The next day a full-blown storm came upon the coast with the gale-force winds that brought yachts in for protection or more often kept them elsewhere in bigger and safer harbours. It raged for two days, with a brief lull as the eye of the storm passed through. I stayed indoors. Judging by the state of the hillside around the house on the third day it had rained heavily again in the night, and some vague remembrance of thunder and lightning seeped back through my drink- befuddled mind. I peered around outside but there was no sign of the one motor-cruiser that had put in an appearance at the start of the storm, anchoring off the beach. It must have chanced its escape as the eye of the storm passed. The wind persisted with heavy rain and I stayed indoors yet again as it battered the windward side of the house, spattering the windows with dirt from the track. I couldn’t see a thing, nor did I want to venture out.
By the afternoon of that third day the wind eased and the rain stopped. As I poured myself a glass of fresh orange juice, dark scudding clouds remained to cast a gloom over everything. I pottered about for an hour or two, until some inner concern impelled me to put on my windcheater and check for any damage.
The house and its outbuildings seemed all right. The water catchment tank on the roof was full and overflowing, but otherwise the fabric of the house looked secure. The next logical search was to go down to the cove and check on the taverne and the mules that had been left in my charge, and from there to see Giuseppe and ensure the storm had not broken over the shoreline into his cave. Before long, for some reason I found myself in indecent haste, sliding and slipping down the wet track, anxiety building in my mind,
as to whether serious damage may have occurred – as it were on my watch - whilst I had loitered in the confines of the house for three days.

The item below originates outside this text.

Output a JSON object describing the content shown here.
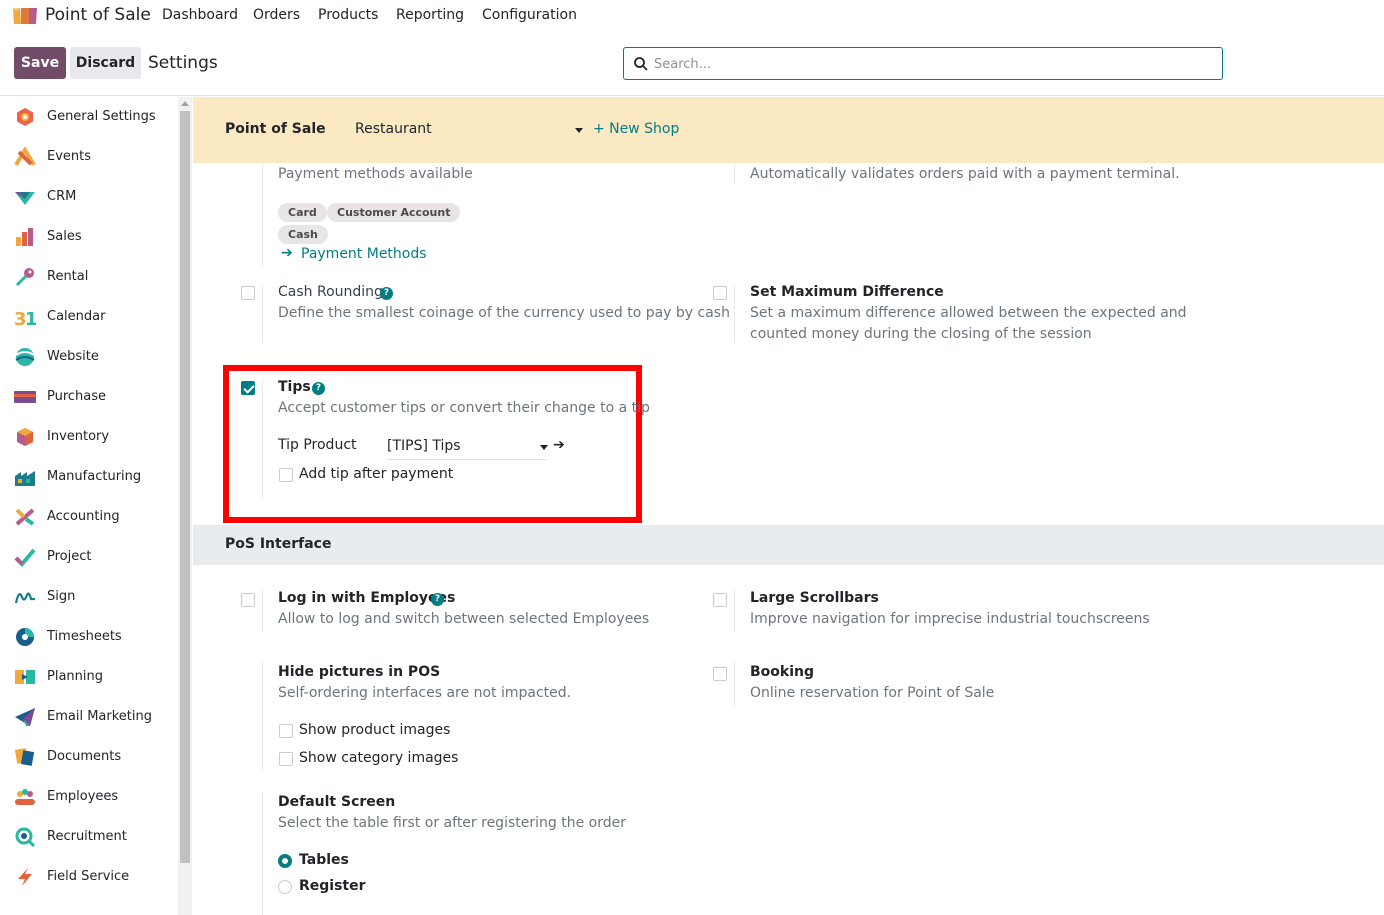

Eventually I reached the sandy beach. The taverne shutters and door were firmly closed, with only the old sheep-bells suspended from the eaves rattling nervously like alarms in the stiff breeze. With no longer the dog to greet me, the place itself looked abandoned, but at least the shaky structure was in reasonable, if battered order. Chairs and tables on the terrace had been blown over and swept into a pile at one end, so I lifted them up in turn and put them back in their orderly place. Importantly the mules were safe in their shelter, and I topped up their fodder. The sheep, goats and pigs had taken refuge in the feed pens but were now emerging into the paddock and orchard to graze. No harm done there. I ran next along the beach towards Giuseppe’s grotte.
The scene that greeted me was a terrible shock. In the centre of the cave sitting stiffly upright in his all-over bright orange oilskins, Giuseppe was white as a sheet, his head slumped to one side. I knew even before I felt his cold hand that he was dead. There was no pulse, but worse, rigor mortis was already setting in. Panic came over me for a few minutes as I realised I was completely on my own. I remembered the one boat, which had anchored in the cove the first night, had gone. No chance there. The cove was a dead phone area. I felt completely helpless.
I looked again. There was a big bruise on one side of his head, half hidden by his hair. It seemed he had been struck by something or had fallen on the rocks and staggered back to the chair to rest – and no doubt decide what he needed to do. Recover and call on me up at the house? He would have had to climb the steep mountainside once he had got his strength back. Or would he have waited, exploiting his strength and assume he would be all right, and that he could mend himself. Whatever his plan, he had lost the battle. A day or two ago.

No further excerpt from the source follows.